Oğuz UÇAR
Ey Atatürk’ün, Cumhuriyetin ve bu ülkenin düşmanları, sizlere sesleniyorum;
Siz bu ulusun; “Sağ, Sol” olarak bölündüğünü, “Türk, Kürt” diye ayrıştığını, “İnanan, inanmayan” anlayışı ile ters düştüğünü, spor dünyasında bile gönül verdiği renkleryüzünden birbiriyle zıtlaştığını mı? sandınız!…
Ama yanıldınız!
Bu millet açlığa, susuzluğa, hayat pahalılığına katlanır!
Her zorluğa göğüs gerer! Ama Atatürk’e saygısızlığı, Cumhuriyet’e dil uzatılmasını asla görmezden gelmez!
Bunun için artık akıllı olun!
Türk’ün bulunduğu yerde bir değil, bin kere düşünün!

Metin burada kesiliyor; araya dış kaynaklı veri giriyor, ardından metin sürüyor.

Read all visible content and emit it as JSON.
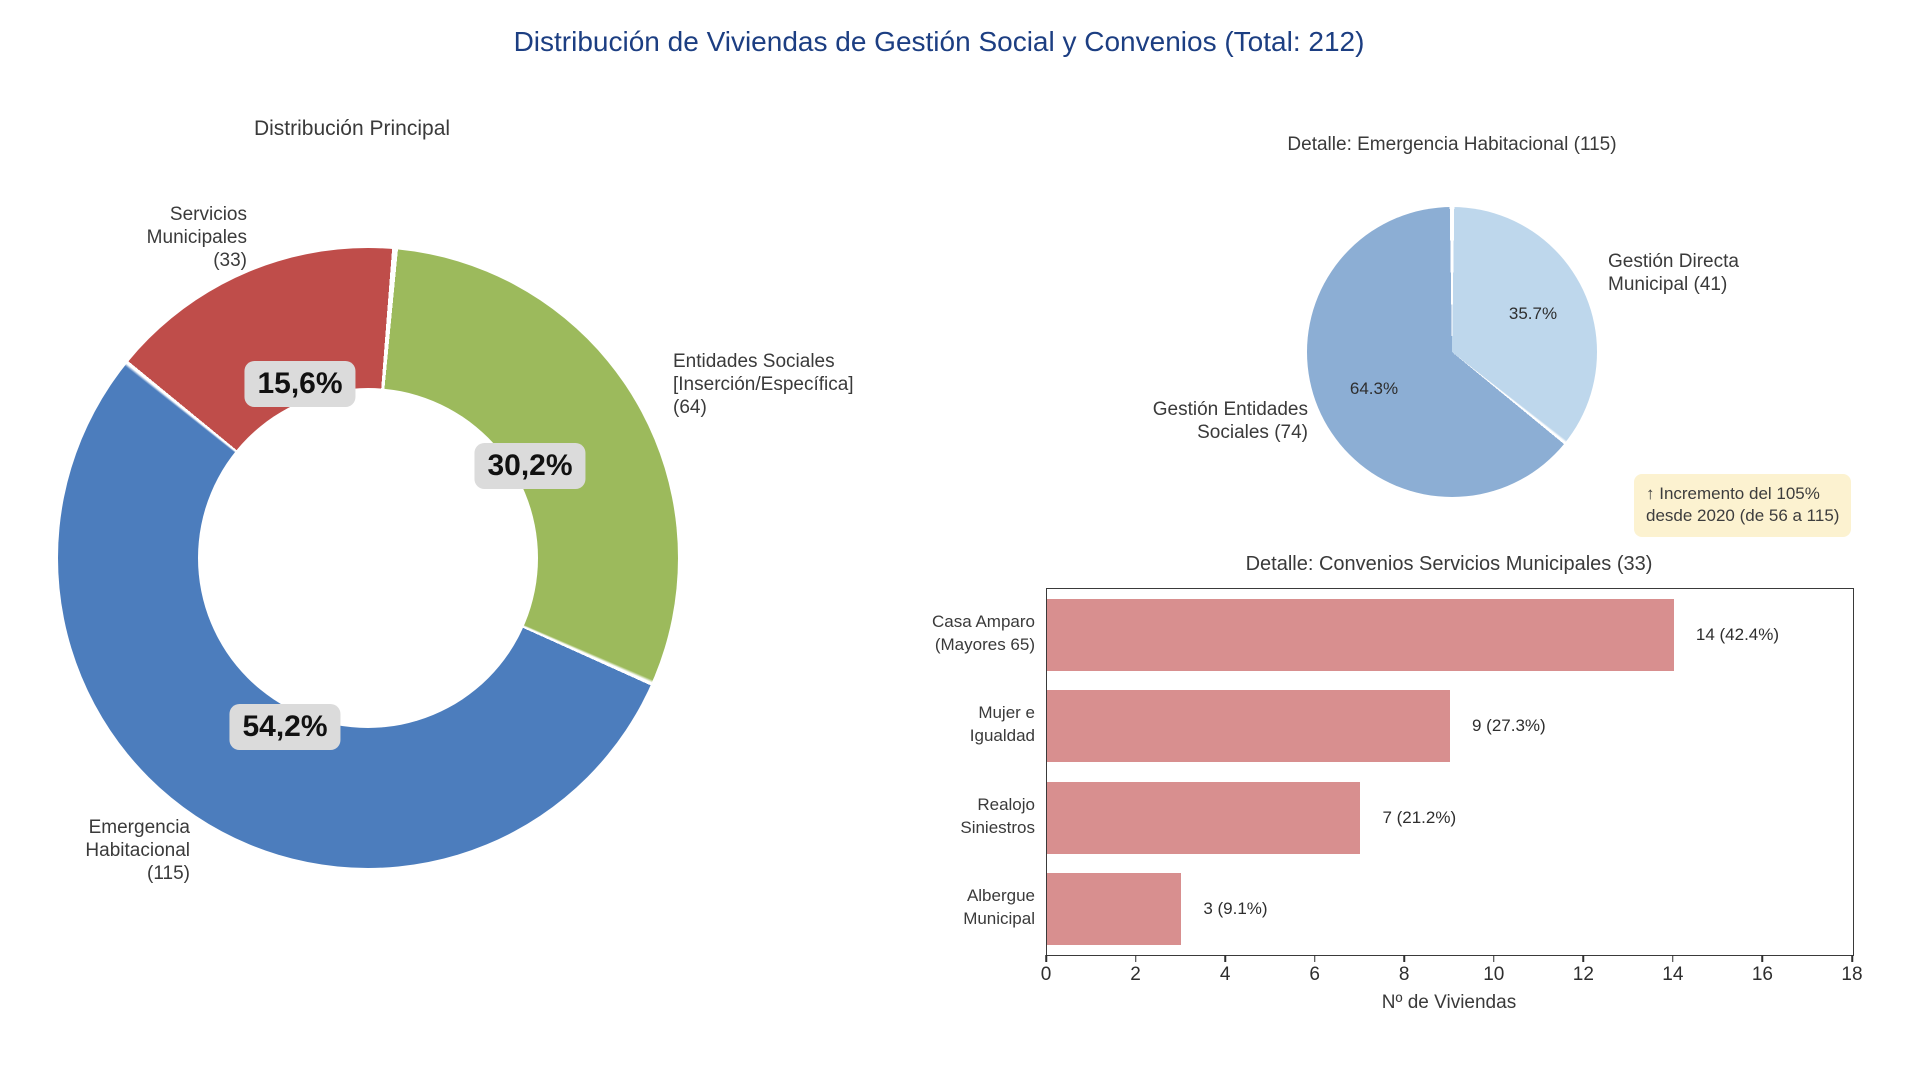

Çünkü bu milletin damarlarda “Asil” bir kan olduğunu unutmayın!
Böyle durumlarda, her şeyi bir tarafa bırakıp, tek yürek, tek yumruk olabileceğini hatırlayın!
Bunun son örneği Suudi Arabistan’ın başkenti Riyad’da yaşandı.
Bedevi Arapları Atatürk’e olan düşmanlıklarını öne çıkarınca Türk Milletinin “Siz de kim oluyorsunuz?” tepkisiyle karşılaştı. Bu millet tek yumruk oluverdi!
Böylece bütün dünya bir defa daha bu ülkenin ATATÜRK’e olan bağlılığını görmüş oldu.
* * *
Bu konuda söylenecek çok şey var!
Ülkeyi yönetenlere sormak istiyorum;
Ne oldu da, eski adı ile “Cumhurbaşkanlığı Kupası” yeni adı ile “Süper Kupa” olan finalmaçını Suudi Arabistan’ın başkenti Riyad’a taşıdınız?
Merak ediyorum, bu fikri aklınıza kim getirdi? Yine sizleri kim aldattı?
“Çöl Bedevileri”nin “Atatürk” tişörtleri ile atamızın sözlerinin yazılı olduğu pankartlara yasaklayıcı bir anlayış ile yaklaşacağını göremediniz mi?
Sizi yine birileri aldatmış (!) olacak ki;
Türk halkı “Atatürk Yenilmez” diye haykırınca siz de bu konuda halkı destekleyen paylaşımlarda bulundunuz.
Atatürk’ün yenilmeyeceğini, yok sayılamayacağını sizlerde bir defa daha gördünüz.
Türk Milliyetçiliği ayaklar altına aldıklarını sananlar, Atatürk’ün, şu sözlerini bir defa daha hatırlasın isterim.
Yüzyılın dehası Atatürk, Türk tanımı yaparken bakınız ne diyor:
“Bu memleket, dünyanın beklemediği, asla ümid etmediği bir müstesna mevcudiyetin yüksek tecellisine, yüksek sahana oldu. Bu sahana 7 bin senelik (en aşağı), bir Türk Beşiğidir.
Beşik tabiatın rüzgârlarıyla sallandı; Beşiğin içindeki çocuk tabiatın yağmurlarıyla yıkandı.O çocuk tabiatın şimşeklerinden, yıldırımlarından, kasırgalarından evvela korkar gibi oldu; Sonra onlara alıştı. Onları tabiatın babası tanıdı, onların oğlu oldu. Bir gün o tabiat çocuğu tabiat oldu. Şimşek, yıldırım, güneş oldu. Türk oldu. Türk budur. Yıldırımdır, kasırgadır, dünyayı aydınlatan güneştir”
Dünyayı aydınlatan güneşle oynamayın, yanarsınız!
Şimdi TÜRKÇÜ ve ATATÜRKÇÜ olma zamanıdır!
Arapçılığı bırakınız, sizleri de bu saflara bekliyoruz!
Unutmayınız; Çünkü Atatürk yenilmez, yenilmeyecek!